Trinke direkt nach dem Aufstehen ein großes Glas Wasser

Es ist altbekannt, das Wasser verschiedenste körperliche Beschwerden lindern kann. Dazu gehören vor allem Kopfschmerzen, anhaltende Müdigkeit, Verstopfung, Wassereinlagerungen, trockene Haut oder Kreislaufprobleme. Darüber hinaus regt Wasser den Stoffwechsel an, weswegen Dich ein großes Glas Wasser direkt nach dem Aufstehen wach machen wird.

Wusstest Du, dass Dein Körper während des Schlafes durch Deine Atmung und das Schwitzen bis zu einem Liter Flüssigkeit verlieren kann? Daher ist es besonders wichtig, nach dem Aufstehen Wasser zu trinken. Bei mangelnder Flüssigkeit wird Dein Blut dickflüssiger, wodurch Dein Herz mehr arbeiten muss, um Deinen Kreislauf stabil zu halten. [4]

Trinkst Du außerdem ausreichend Wasser vorm Frühstück, sinkt die Wahrscheinlichkeit, dass Du Dich beim Frühstück übernimmst und schon direkt morgens in ein Schnitzel-Koma verfällst. Auch ein warmes Glas Wasser mit dem Saft einer halben Zitrone kann Dir dabei helfen, Deinen Appetit zu zügeln. Noch dazu stärkt diese Trinkkombination Dein Immunsystem.

Mein kleiner Zusatz-Tipp für Dich: Suche Dir im Supermarkt Wasser mit einem hohen Mineralstoffgehalt aus, da diese für den menschlichen Organismus überlebenswichtig sind. Folgende Wassersorten, die bundesweit erhältlich sind, enthalten die meisten Mineralien: Gerolsteiner Sprudel/Medium oder Staatlich Fachingen. [5]

7

Plane ein aufregendes und abwechslungsreiches Frühstück

Wie oft hast Du bereits den Spruch „Das Frühstück ist die wichtigste Mahlzeit des Tages“ gehört? Da ist etwas dran: Denn nachdem Dein Körper für mehrere Stunden auf Essen verzichtet hat, braucht er wieder eine ausreichende Energiezufuhr, um besser in den Tag zu starten.

Laut dem Online-Statistik-Portal „Statista“ gaben 77% der deutschen Bürger im Jahr 2014 an, an Werktagen regelmäßig zu frühstücken. Lediglich 13% nahmen morgens gar keine Mahlzeit zu sich, während 9% angaben, nur gelegentlich zu frühstücken. [6]

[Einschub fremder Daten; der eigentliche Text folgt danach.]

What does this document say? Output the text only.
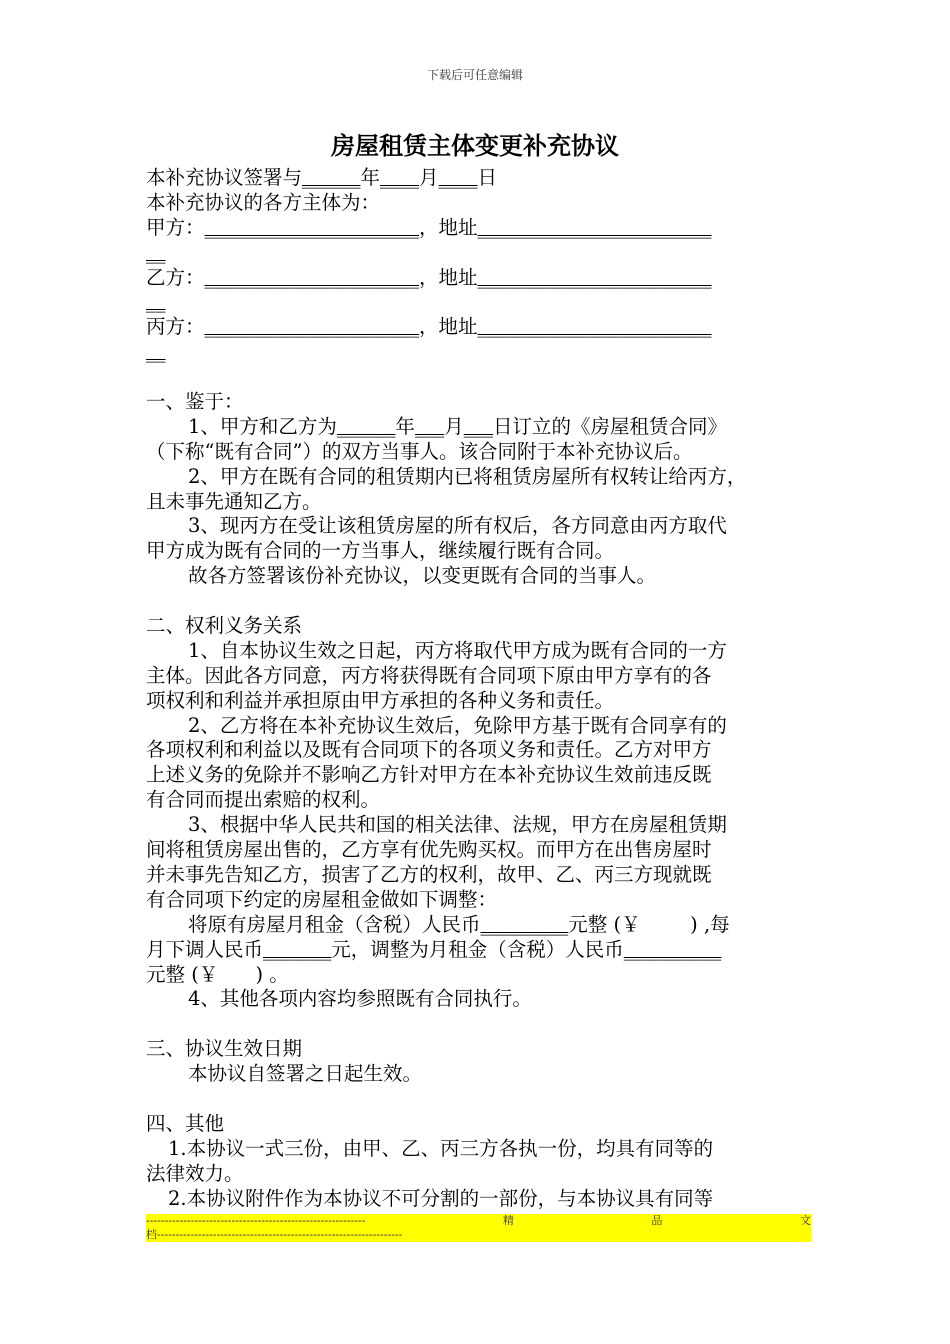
下载后可任意编辑
房屋租赁主体变更补充协议
本补充协议签署与______年____月____日
本补充协议的各方主体为：
甲方：______________________，地址________________________
__
乙方：______________________，地址________________________
__
丙方：______________________，地址________________________
__
一、鉴于：
1、甲方和乙方为______年___月___日订立的《房屋租赁合同》
（下称“既有合同”）的双方当事人。该合同附于本补充协议后。
2、甲方在既有合同的租赁期内已将租赁房屋所有权转让给丙方，
且未事先通知乙方。
3、现丙方在受让该租赁房屋的所有权后，各方同意由丙方取代
甲方成为既有合同的一方当事人，继续履行既有合同。
故各方签署该份补充协议，以变更既有合同的当事人。
二、权利义务关系
1、自本协议生效之日起，丙方将取代甲方成为既有合同的一方
主体。因此各方同意，丙方将获得既有合同项下原由甲方享有的各
项权利和利益并承担原由甲方承担的各种义务和责任。
2、乙方将在本补充协议生效后，免除甲方基于既有合同享有的
各项权利和利益以及既有合同项下的各项义务和责任。乙方对甲方
上述义务的免除并不影响乙方针对甲方在本补充协议生效前违反既
有合同而提出索赔的权利。
3、根据中华人民共和国的相关法律、法规，甲方在房屋租赁期
间将租赁房屋出售的，乙方享有优先购买权。而甲方在出售房屋时
并未事先告知乙方，损害了乙方的权利，故甲、乙、丙三方现就既
有合同项下约定的房屋租金做如下调整：
将原有房屋月租金（含税）人民币_________元整 (￥        ) ,每
月下调人民币_______元，调整为月租金（含税）人民币__________
元整 (￥      ) 。
4、其他各项内容均参照既有合同执行。
三、协议生效日期
本协议自签署之日起生效。
四、其他
1.本协议一式三份，由甲、乙、丙三方各执一份，均具有同等的
法律效力。
2.本协议附件作为本协议不可分割的一部份，与本协议具有同等
-----------------------------------------------------------	精	品	文
档------------------------------------------------------------------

Lässt Du das Frühstück komplett ausfallen, wirst Du wahrscheinlich bereits am späteren Morgen in ein kleines Müdigkeitstief verfallen, da Du Dich ohne eine ausreichende Energiezufuhr nur schwer konzentrieren kannst. Warst Du bisher nicht so der Frühstücks-Typ, fange auch hier in kleinen Schritten an:

Iss zum Beispiel am ersten Tag nur einen Naturjoghurt mit Früchten oder einen Apfel. Hast Du Dich erst mal an die kleinen morgendlichen Mahlzeiten gewöhnt, kannst Du Deine Energiezufuhr etwas steigern. Ich versuche mittlerweile, morgens immer einen kleinen Obstsalat mit einer Gemüse-Vollkornschnitte zu essen. Schaffst Du nicht alles auf einmal, verteile Dein Frühstück lieber über den Tag!

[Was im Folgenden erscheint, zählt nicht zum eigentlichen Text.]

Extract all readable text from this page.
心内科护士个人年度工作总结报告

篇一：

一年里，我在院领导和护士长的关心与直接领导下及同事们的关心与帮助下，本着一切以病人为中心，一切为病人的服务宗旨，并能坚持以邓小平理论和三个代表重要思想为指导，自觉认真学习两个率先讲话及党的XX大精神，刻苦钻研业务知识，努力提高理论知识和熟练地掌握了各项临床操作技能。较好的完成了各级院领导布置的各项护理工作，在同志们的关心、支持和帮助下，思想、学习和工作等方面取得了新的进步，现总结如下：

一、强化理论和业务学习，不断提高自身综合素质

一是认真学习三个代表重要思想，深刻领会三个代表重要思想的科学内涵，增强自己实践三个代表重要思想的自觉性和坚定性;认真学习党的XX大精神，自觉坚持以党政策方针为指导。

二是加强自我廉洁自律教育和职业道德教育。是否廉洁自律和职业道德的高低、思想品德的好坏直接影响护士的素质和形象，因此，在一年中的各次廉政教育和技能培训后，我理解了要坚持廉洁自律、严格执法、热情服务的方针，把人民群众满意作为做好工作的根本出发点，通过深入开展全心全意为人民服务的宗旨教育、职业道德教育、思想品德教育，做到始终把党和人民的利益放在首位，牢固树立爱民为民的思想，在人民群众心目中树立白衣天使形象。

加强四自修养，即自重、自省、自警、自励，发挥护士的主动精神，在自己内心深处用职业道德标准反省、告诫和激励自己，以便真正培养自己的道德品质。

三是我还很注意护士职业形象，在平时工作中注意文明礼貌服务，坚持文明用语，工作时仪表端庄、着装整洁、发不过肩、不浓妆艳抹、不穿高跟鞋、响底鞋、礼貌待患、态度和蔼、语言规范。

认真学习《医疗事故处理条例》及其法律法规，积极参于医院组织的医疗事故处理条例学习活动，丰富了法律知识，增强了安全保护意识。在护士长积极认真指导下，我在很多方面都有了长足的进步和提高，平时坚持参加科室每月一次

Früh aufstehen - aufregendes Frühstück planen

8

Motiviere Deine Freunde, auch täglich früh aufzustehen, um für gegenseitige Motivation zu sorgen

Du kannst Dich ganz einfach zum frühen aufstehen Motivieren, indem Du Dich mit einem Freund oder einer Freundin zusammen tust, die täglich ebenfalls früh aufsteht.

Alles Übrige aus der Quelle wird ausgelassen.